Even if absolute proximity values change, it is important to assess whether the **relative ranking of diseases** remains consistent.

Here, we analyze the stability of disease ranking by:

1. Sorting diseases by proximity **(lower proximity = higher priority)**.
2. Calculating the **Spearman correlation** between proximity values using the full set of targets and rankings at different subsampling levels.
3. Plotting the correlation to determine how **consistent** the rankings remain under target reduction.

- A **high correlation across perturbation levels** indicates that disease prioritization remains **robust** even when removing Vitamin D targets.
- A **drop in correlation** suggests that disease rankings are highly **sensitive** to missing target genes.
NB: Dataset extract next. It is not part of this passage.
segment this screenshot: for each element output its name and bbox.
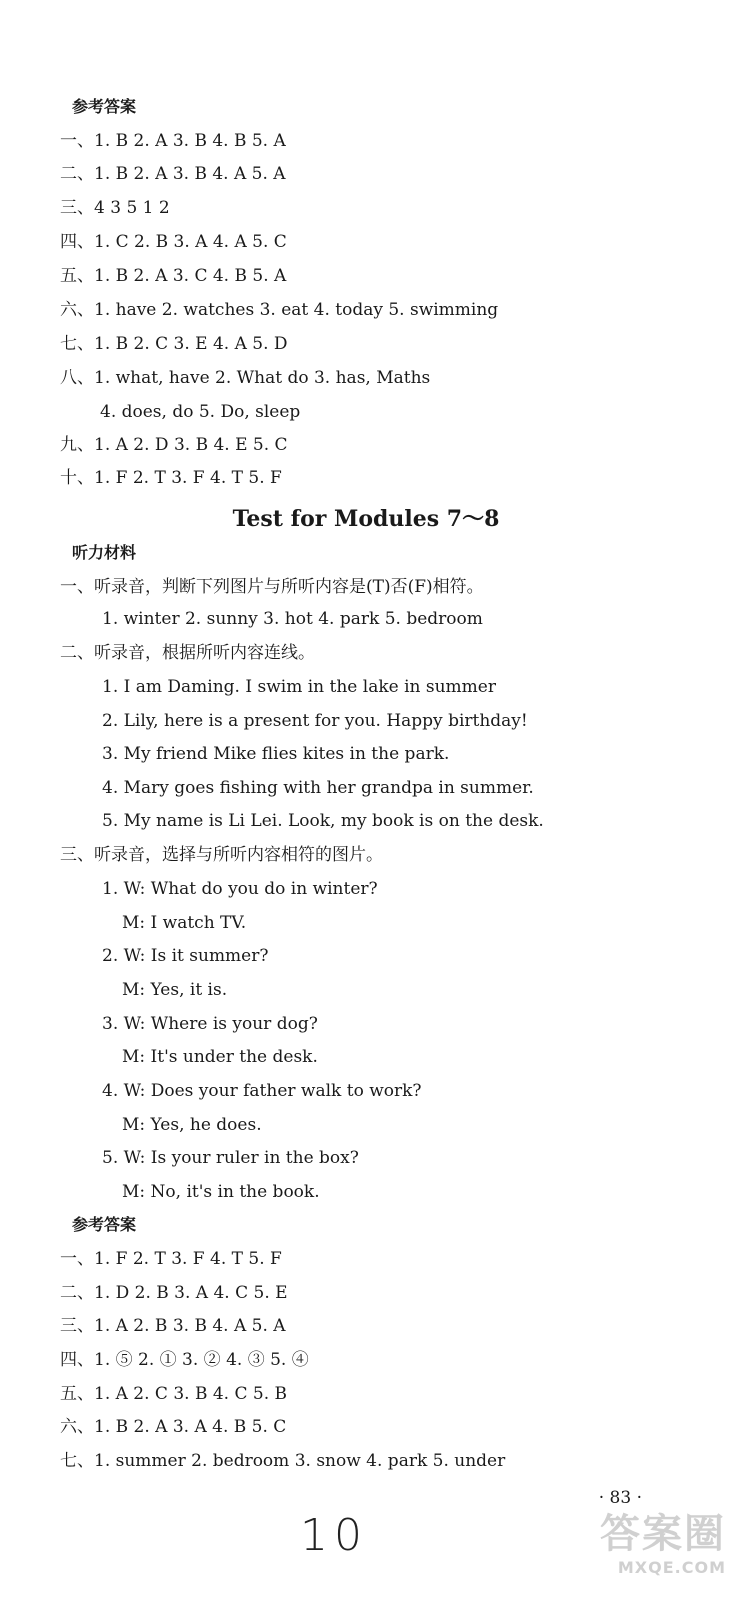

This analysis provides insight into the reliability of network-based disease prioritization under real-world uncertainties.

In [None]:
# Compute full-set disease ranking (lower proximity = higher priority)
full_rank = np.argsort(full_proximity.values) + 1

# Compute Spearman correlation for each run at each perturbation level
corr_distribution = {}

for p in perturbation_levels:
    correlations = []
    for run_proximity in proximity_df[p]:
        run_rank = np.argsort(run_proximity) + 1
        corr, _ = spearmanr(run_rank, full_rank)
        correlations.append(corr)
    corr_distribution[p] = correlations

# Prepare data for plotting
x = list(corr_distribution.keys())
y_mean = [np.mean(corr_distribution[p]) for p in x]
y_q1 = [np.percentile(corr_distribution[p], 25) for p in x]
y_q3 = [np.percentile(corr_distribution[p], 75) for p in x]

# Plot mean + IQR band
plt.figure(figsize=(8, 5))
plt.plot(x, y_mean, label="Mean Spearman Correlation", marker="o")
plt.fill_between(x, y_q1, y_q3, alpha=0.3, label="IQR (25–75%)")
plt.axhline(y=0.8, color='gray',linestyle='--')
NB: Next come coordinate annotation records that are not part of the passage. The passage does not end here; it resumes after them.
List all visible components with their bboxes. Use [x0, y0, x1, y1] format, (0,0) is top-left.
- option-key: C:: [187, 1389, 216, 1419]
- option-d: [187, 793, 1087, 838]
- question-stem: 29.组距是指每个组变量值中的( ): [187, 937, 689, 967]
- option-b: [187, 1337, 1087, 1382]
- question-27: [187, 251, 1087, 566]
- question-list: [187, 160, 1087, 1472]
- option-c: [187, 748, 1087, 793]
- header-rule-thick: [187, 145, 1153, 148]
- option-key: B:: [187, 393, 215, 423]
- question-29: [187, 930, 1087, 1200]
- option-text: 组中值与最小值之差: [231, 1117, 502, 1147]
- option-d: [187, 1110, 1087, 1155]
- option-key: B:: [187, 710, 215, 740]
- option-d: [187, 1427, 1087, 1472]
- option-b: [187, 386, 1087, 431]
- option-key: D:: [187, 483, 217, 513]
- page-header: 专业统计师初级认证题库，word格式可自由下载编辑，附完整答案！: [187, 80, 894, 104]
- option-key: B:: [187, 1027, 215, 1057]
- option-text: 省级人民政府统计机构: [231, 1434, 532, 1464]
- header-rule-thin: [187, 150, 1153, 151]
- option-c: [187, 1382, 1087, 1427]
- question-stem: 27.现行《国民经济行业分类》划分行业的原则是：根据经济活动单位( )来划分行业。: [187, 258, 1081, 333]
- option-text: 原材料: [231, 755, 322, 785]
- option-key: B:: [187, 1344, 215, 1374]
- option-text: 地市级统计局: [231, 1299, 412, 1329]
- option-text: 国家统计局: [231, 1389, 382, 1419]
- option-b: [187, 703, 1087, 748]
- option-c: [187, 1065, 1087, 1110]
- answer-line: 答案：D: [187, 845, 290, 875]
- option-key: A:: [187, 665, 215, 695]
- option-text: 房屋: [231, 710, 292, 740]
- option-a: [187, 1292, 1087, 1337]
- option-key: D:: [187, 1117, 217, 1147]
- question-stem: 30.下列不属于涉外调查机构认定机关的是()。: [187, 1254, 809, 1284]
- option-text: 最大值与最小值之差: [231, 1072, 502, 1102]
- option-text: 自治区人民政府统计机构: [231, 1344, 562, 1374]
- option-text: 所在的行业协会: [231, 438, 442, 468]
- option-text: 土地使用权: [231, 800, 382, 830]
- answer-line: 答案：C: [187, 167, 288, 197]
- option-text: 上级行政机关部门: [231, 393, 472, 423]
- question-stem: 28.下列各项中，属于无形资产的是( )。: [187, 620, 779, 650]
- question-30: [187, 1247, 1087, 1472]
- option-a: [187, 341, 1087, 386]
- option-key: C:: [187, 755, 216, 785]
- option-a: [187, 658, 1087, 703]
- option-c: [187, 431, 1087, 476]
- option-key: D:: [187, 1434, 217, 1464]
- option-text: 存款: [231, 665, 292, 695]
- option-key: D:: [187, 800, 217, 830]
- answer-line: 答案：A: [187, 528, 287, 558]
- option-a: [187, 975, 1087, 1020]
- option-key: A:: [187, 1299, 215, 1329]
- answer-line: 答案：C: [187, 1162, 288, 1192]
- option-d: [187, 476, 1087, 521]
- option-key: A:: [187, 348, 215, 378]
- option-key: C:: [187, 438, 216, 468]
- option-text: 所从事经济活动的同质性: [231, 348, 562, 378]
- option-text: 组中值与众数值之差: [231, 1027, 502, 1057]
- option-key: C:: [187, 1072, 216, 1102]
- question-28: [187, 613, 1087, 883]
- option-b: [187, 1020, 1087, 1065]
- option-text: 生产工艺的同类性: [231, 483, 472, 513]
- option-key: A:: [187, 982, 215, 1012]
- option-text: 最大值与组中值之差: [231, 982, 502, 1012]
plt.xlabel("Percentage of Vitamin D Targets Retained")
plt.ylabel("Spearman Rank Correlation")
plt.ylim(0, 1.1)
plt.xlim(0, 110)
plt.legend()
plt.tight_layout()

plt.savefig("../../sup_plots/robustness/2_3_rank_correlation_distribution.png", dpi=600, bbox_inches='tight')
plt.show()


The correlation decreases with smaller target sets. However, a Spearman correlation larger than 0.8 indicates that the rankings remain stable even when up to 20% of the targets are missing.